The Shannon-Hartley theorem describes the maximum rate at which information can be sent over a bandwidth-limited AWGN channel. This rate is called the channel capacity. If \(B\) is the bandwidth of the channel in Hz, \(S\) is the signal power (in units of W), and \(N_0\) is the noise power spectral density (in units of W/Hz), then the channel capacity \(C\) in units of bits per second is\[C = B \log_2\left(1 + \frac{S}{N_0B}\right).\]
Let us now consider that we make \(n\) “sub-channels”, by selecting \(n\) disjoint bandwidth intervals contained in the total bandwidth of the channel. We denote the bandwidth of these sub-channels by \(B_j\), \(j = 1,\ldots,n\). Clearly, we have the constraint \(\sum_{j=1}^n B_j \leq B\). Likewise, we divide our total transmit power \(S\) into the \(n\) sub-channels, allocating power \(S_j\) to the signal in the sub-channel \(j\). We have \(\sum_{j=1}^n S_j = S\). Under these conditions, each sub-channel will have capacity \(C_j\), given by the formula above with \(B_j\) and \(S_j\) in place of \(B\) and \(S\).

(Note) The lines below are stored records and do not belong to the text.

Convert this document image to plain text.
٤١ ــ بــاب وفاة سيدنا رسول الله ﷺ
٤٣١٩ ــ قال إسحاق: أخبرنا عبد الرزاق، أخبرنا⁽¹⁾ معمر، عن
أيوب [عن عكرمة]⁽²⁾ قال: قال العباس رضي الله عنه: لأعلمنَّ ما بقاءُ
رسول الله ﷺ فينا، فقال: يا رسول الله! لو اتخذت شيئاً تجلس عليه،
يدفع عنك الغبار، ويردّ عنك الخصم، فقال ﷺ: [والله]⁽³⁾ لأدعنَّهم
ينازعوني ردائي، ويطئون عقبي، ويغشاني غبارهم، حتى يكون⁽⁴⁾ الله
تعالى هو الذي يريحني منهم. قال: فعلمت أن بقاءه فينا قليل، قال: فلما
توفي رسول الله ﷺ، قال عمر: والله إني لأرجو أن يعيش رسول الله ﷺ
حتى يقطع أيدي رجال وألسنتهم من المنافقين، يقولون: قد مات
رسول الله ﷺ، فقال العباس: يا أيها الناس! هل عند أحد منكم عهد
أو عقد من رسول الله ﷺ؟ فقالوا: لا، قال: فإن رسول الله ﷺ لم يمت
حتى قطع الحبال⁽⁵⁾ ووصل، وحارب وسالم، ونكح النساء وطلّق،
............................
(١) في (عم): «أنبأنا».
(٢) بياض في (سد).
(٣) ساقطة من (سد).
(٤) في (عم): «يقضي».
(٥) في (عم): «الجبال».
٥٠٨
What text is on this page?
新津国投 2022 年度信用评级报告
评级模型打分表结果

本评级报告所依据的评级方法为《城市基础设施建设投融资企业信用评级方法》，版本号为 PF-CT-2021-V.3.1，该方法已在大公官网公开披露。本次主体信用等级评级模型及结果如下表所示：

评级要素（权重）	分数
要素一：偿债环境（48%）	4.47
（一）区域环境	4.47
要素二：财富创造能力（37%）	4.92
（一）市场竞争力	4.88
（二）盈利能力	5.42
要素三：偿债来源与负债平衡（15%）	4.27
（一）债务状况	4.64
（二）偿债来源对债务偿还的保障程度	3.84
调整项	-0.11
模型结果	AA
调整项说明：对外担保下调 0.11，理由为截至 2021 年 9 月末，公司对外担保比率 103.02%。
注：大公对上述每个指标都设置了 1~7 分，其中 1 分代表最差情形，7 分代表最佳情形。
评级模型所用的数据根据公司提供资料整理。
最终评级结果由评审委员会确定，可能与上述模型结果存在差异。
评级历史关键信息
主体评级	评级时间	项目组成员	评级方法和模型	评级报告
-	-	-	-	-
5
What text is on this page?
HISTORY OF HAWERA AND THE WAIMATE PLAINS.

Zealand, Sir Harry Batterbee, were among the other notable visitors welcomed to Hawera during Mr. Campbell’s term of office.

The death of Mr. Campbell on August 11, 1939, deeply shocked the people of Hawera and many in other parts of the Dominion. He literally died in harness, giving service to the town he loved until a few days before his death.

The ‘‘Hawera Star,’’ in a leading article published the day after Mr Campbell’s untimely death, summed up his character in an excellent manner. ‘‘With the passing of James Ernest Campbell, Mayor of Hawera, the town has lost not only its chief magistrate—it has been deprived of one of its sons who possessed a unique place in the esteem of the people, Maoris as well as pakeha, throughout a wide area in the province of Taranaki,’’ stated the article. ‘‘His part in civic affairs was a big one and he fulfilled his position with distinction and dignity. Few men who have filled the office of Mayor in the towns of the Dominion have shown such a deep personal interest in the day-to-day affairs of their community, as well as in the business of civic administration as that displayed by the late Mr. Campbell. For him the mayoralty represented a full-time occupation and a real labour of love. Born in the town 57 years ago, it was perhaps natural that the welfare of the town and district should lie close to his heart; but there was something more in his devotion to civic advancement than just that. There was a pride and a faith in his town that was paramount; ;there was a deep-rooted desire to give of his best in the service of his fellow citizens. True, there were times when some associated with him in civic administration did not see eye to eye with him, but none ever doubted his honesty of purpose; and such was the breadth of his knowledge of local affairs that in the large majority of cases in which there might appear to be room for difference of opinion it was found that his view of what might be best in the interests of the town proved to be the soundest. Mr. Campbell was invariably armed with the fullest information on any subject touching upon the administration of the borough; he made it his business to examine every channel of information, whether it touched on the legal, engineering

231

The natural question regards using the \(n\) sub-channels in parallel to transmit data: what is the maximum of the sum \(\sum_{j=1}^n C_j\) under these conditions and how can it be achieved? It is probably clear from the definition of channel capacity that this sum is always smaller or equal than \(C\). After all, by dividing the channel into sub-channels we cannot do any better than by considering it as a whole.
People used to communications theory might find intuitive that we can achieve \(\sum_{j=1}^n C_j = C\), and that this happens if and only if we use all the bandwidth (\(\sum_{j=1}^n B_j = B\)) and the SNRs of the sub-channels, defined by \(S_j/(N_0B_j)\), are all equal, so that \(S_j = SB_j/B\). After all, this is pretty much how OFDM and other channelized communication methods work. In this post I give an easy proof of this result.